Michael Knights’ article on the state of Iraq’s insurgency is worth your time. Published on August 22, the article offers some valuable insights. First, Knights argues that the insurgency’s focus is narrowing and that, because the US is disappearing fast, insurgent outfits are more focused than ever on local politics. This has serious implications since an Iraq without American troops will no longer be an appealing summer vacation spot for jihadists. Second, Knights suggests Iraq is experiencing a post-sectarian conflict that is occurring within communities rather than between them. Although he does not use the phrase “post-sectarian,” he writes convincingly that the contest now isn’t between Sunnis and Shia; instead, the real battle for power is being fought by Shia against Shia–by Sunnis against Sunnis. Thirdly, Knights believes a low-temperature insurgency will continue for some time. “For a while,” he writes, “Iraq will be stuck on this plateau: a moderate level of insecurity in which the country suffers somewhere between 300 and 500 insurgent attacks per month, including around two dozen attempted mass-casualty attacks.” The author is also convinced the government’s “red lines” regarding widespread chaos will be respected by insurgents who increasingly prioritize local politics over national.

On the shrinking prestige of insurgent targets and narrowing interests:

Yet the vast majority of mass-casualty attacks in Iraq are not meant to attract international attention; they are local strikes by disparate cells. The choice of targets demonstrates how inward-facing political violence in Iraq has become. With some exceptions, most car bombings strike soft targets that are easy to attack, such as exposed Iraqi Security Force checkpoints, municipal buildings, and civilian markets. Whereas AQI, as recently as early 2010, tended to attack highly visible national targets such as hotels, government ministries, and media headquarters, most car bombings are now directed against Iraqis active in local politics, executed by terrorist cells based nearby. Insurgents are now focused squarely on the struggle fordominance of the neighborhood police force, the sub-district council, the district courtroom, or vital pieces of terrain with local significance.
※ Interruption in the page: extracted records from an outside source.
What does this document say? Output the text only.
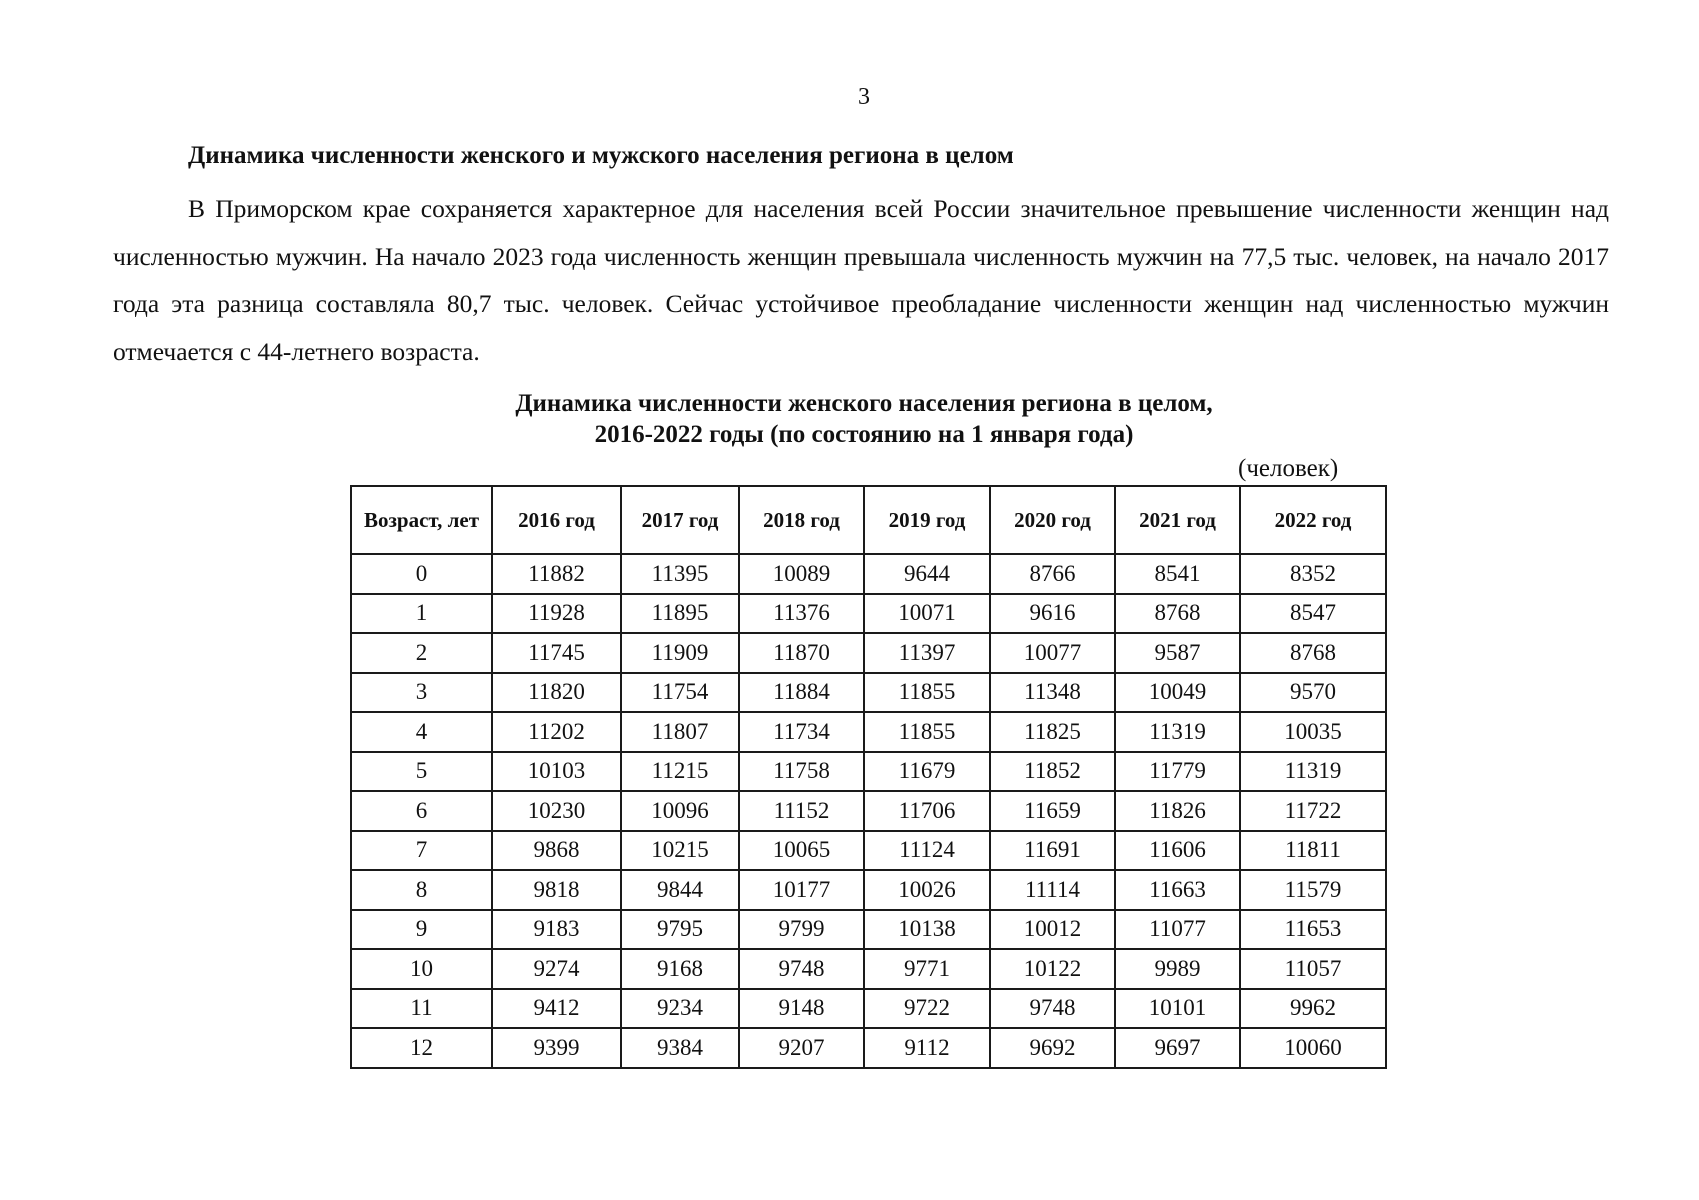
3
Динамика численности женского и мужского населения региона в целом

В Приморском крае сохраняется характерное для населения всей России значительное превышение численности женщин над численностью мужчин. На начало 2023 года численность женщин превышала численность мужчин на 77,5 тыс. человек, на начало 2017 года эта разница составляла 80,7 тыс. человек. Сейчас устойчивое преобладание численности женщин над численностью мужчин отмечается с 44-летнего возраста.

Динамика численности женского населения региона в целом,
2016-2022 годы (по состоянию на 1 января года)
(человек)
Возраст, лет	2016 год	2017 год	2018 год	2019 год	2020 год	2021 год	2022 год
0	11882	11395	10089	9644	8766	8541	8352
1	11928	11895	11376	10071	9616	8768	8547
2	11745	11909	11870	11397	10077	9587	8768
3	11820	11754	11884	11855	11348	10049	9570
4	11202	11807	11734	11855	11825	11319	10035
5	10103	11215	11758	11679	11852	11779	11319
6	10230	10096	11152	11706	11659	11826	11722
7	9868	10215	10065	11124	11691	11606	11811
8	9818	9844	10177	10026	11114	11663	11579
9	9183	9795	9799	10138	10012	11077	11653
10	9274	9168	9748	9771	10122	9989	11057
11	9412	9234	9148	9722	9748	10101	9962
12	9399	9384	9207	9112	9692	9697	10060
They are fighting to dominate local communities while the dysfunctional government is in flux, unable to appoint all its ministerial posts or pass vital legislation, and while the United States is in the middle of its withdrawal.
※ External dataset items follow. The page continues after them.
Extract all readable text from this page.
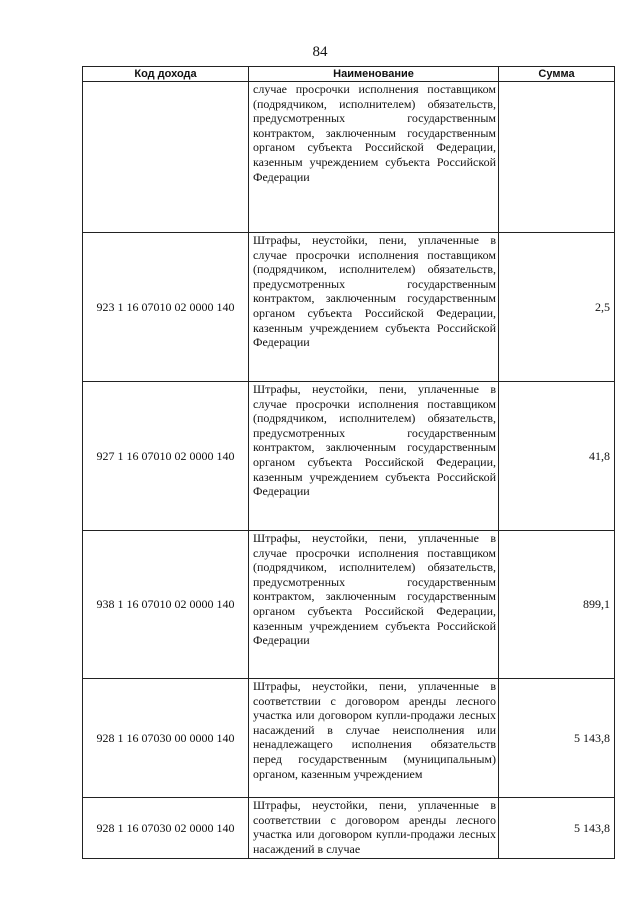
84
Код дохода	Наименование	Сумма
	случае просрочки исполнения поставщиком (подрядчиком, исполнителем) обязательств, предусмотренных государственным контрактом, заключенным государственным органом субъекта Российской Федерации, казенным учреждением субъекта Российской Федерации	
923 1 16 07010 02 0000 140	Штрафы, неустойки, пени, уплаченные в случае просрочки исполнения поставщиком (подрядчиком, исполнителем) обязательств, предусмотренных государственным контрактом, заключенным государственным органом субъекта Российской Федерации, казенным учреждением субъекта Российской Федерации	2,5
927 1 16 07010 02 0000 140	Штрафы, неустойки, пени, уплаченные в случае просрочки исполнения поставщиком (подрядчиком, исполнителем) обязательств, предусмотренных государственным контрактом, заключенным государственным органом субъекта Российской Федерации, казенным учреждением субъекта Российской Федерации	41,8
938 1 16 07010 02 0000 140	Штрафы, неустойки, пени, уплаченные в случае просрочки исполнения поставщиком (подрядчиком, исполнителем) обязательств, предусмотренных государственным контрактом, заключенным государственным органом субъекта Российской Федерации, казенным учреждением субъекта Российской Федерации	899,1
928 1 16 07030 00 0000 140	Штрафы, неустойки, пени, уплаченные в соответствии с договором аренды лесного участка или договором купли-продажи лесных насаждений в случае неисполнения или ненадлежащего исполнения обязательств перед государственным (муниципальным) органом, казенным учреждением	5 143,8
928 1 16 07030 02 0000 140	Штрафы, неустойки, пени, уплаченные в соответствии с договором аренды лесного участка или договором купли-продажи лесных насаждений в случае	5 143,8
On conflict within Iraq’s ethnic communities:

In today’s Iraq, the most common forms of low-profile attacks — far more numerous than the headline-grabbing bombings — are drive-by shootings and bombs attached to the underside of personal vehicles. These attacks are largely contained within sectarian communities (Sunni against Sunni or Shia against Shia) and reflect the ultra-local struggle for dominance that is broiling throughout Iraq. Such attacks are by definition low-lethality: they are intended to intimidate as much as they are to kill. They are also the inevitable epilogue of a violent and protracted civil war in which some members of each community sided with the Iraqi government and the U.S.-led coalition while others backed the insurgency. Now the scores must be settled.